Hadoop从入门到精通系列之--5.HDFS的API

一客户端环境

1.1 配置环境变量

1.2 eclipse/IDEA准备

二 HDFS的具体API操作

2.1创建HDFS客户端对象并测试创建文件夹

一客户端环境

前面博客叙述了HDFS的shell操作，回顾一下：使用bin/hadoop fs -命令或者bin/hdfs dfs -命令均可，命令与Linux命令基本一致，真实环境中，基本上对HDFS的操作也是通过这种方式，但是还有一种方式，就是客户端模式，就是使用代码操作，使用客户端操作的思路也很简单，其实就是需要拿到一个客户端对象，通过对象和封装好的方法操作HDFS集群，不明白没关系，继续向下看。

1.1 配置环境变量

配置自己本地机器的环境变量，如下图所示：

其实和配置JDK的环境变量差不多，先配一个HOME，然后在path添加HADOOP，配置过后在cmd窗口中输入hadoop -version检验，出现和下图差不多的样子则配置hadoop成果。

1.2 eclipse/IDEA准备

其实eclipse和IDEA差不多，但是很多人会觉得IDEA好用，主要原因是那些人大多数都是上班的，IDEA的代码提示以及debug真的比eclipse好用，但是IDEA运行占用的资源比eclipse要高，如果电脑内存没有8g以上，真的不建议IDEA，并且IDEA还需要进行一系列破解，不是不会破解，我本人是一个喜欢破解软件的人，但是破解的软件确实稳定性差一些，日常学习eclipse足够，当然IDEA更好。

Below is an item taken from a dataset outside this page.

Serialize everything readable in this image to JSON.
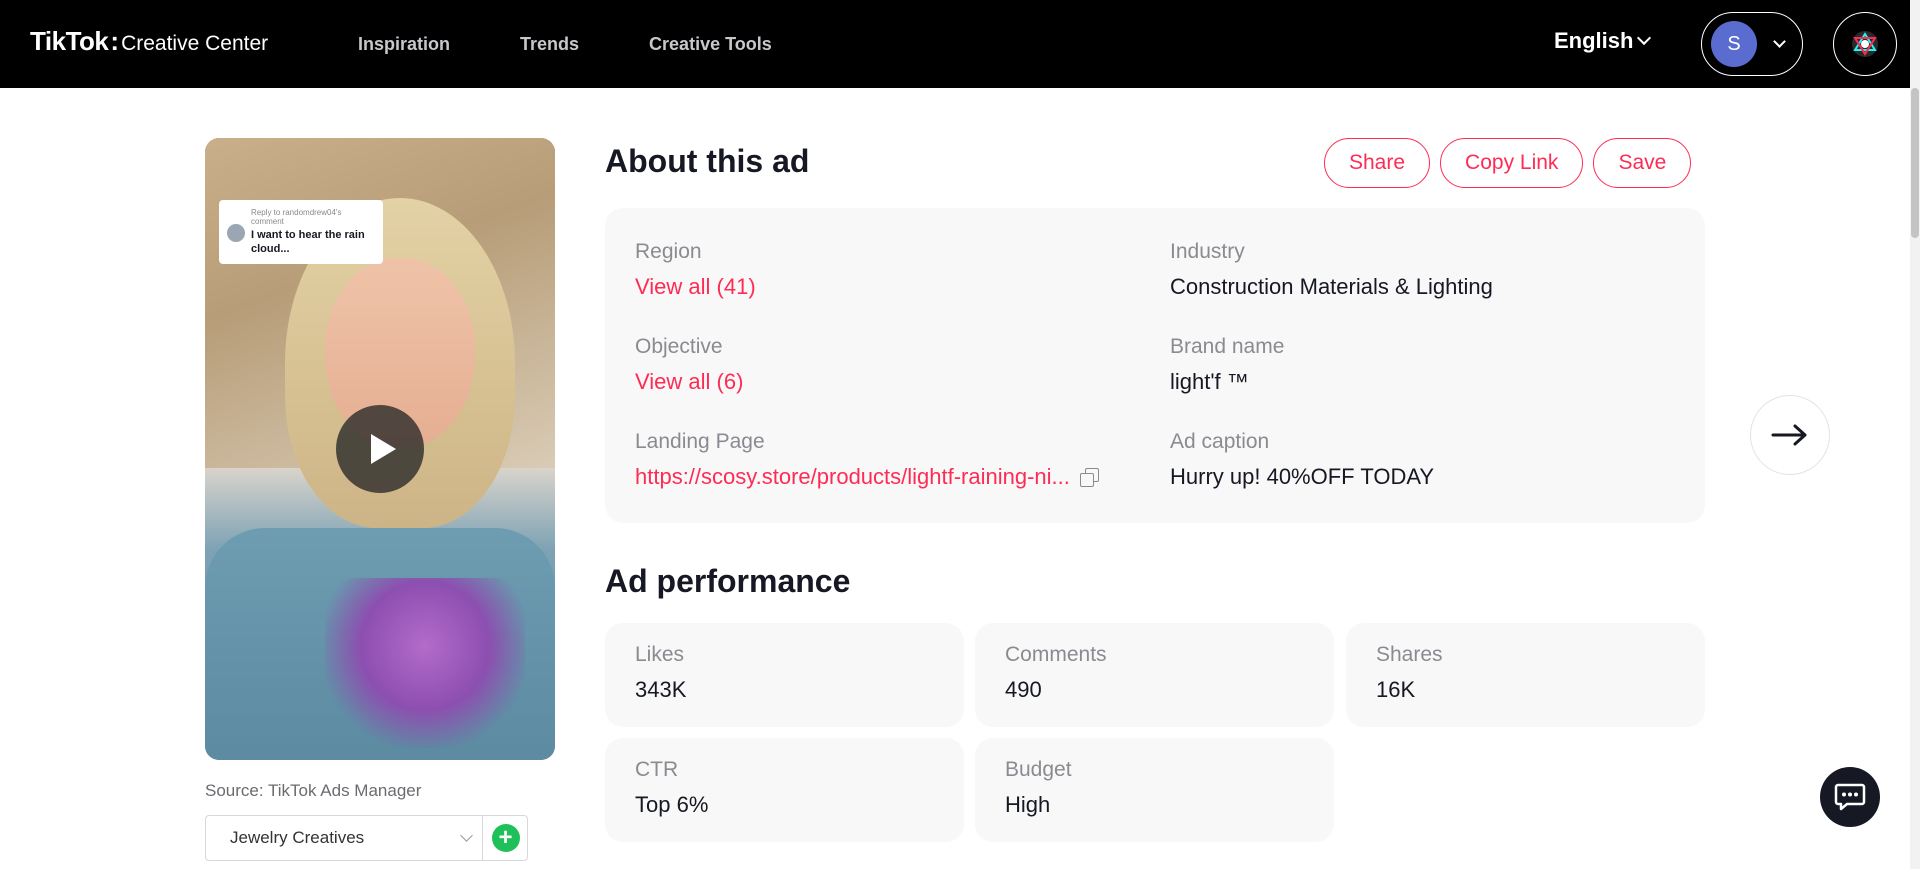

在eclipse中新建一个maven工程，并且在工程的pom.xml文件中添加依赖。关于maven应该不用多说了。

<dependencies>
		<dependency>
			<groupId>junit</groupId>
			<artifactId>junit</artifactId>
			<version>RELEASE</version>
		</dependency>
		<dependency>
			<groupId>org.apache.logging.log4j</groupId>
			<artifactId>log4j-core</artifactId>
			<version>2.8.2</version>
		</dependency>
		<dependency>
			<groupId>org.apache.hadoop</groupId>
			<artifactId>hadoop-common</artifactId>
			<version>2.7.2</version>
		</dependency>
		<dependency>
			<groupId>org.apache.hadoop</groupId>
			<artifactId>hadoop-client</artifactId>
			<version>2.7.2</version>
		</dependency>
		<dependency>
			<groupId>org.apache.hadoop</groupId>
			<artifactId>hadoop-hdfs</artifactId>
			<version>2.7.2</version>
		</dependency>
		<dependency>
			<groupId>jdk.tools</groupId>
			<artifactId>jdk.tools</artifactId>
			<version>1.8</version>
			<scope>system</scope>
			<systemPath>${JAVA_HOME}/lib/tools.jar</systemPath>
		</dependency>
</dependencies>

以上配置大致都认识，junit测试，hadoop，这里提示一下如果导入报错，是因为maven默认的jdk是1.5，加上上面最后一段指定jdk1.8即可。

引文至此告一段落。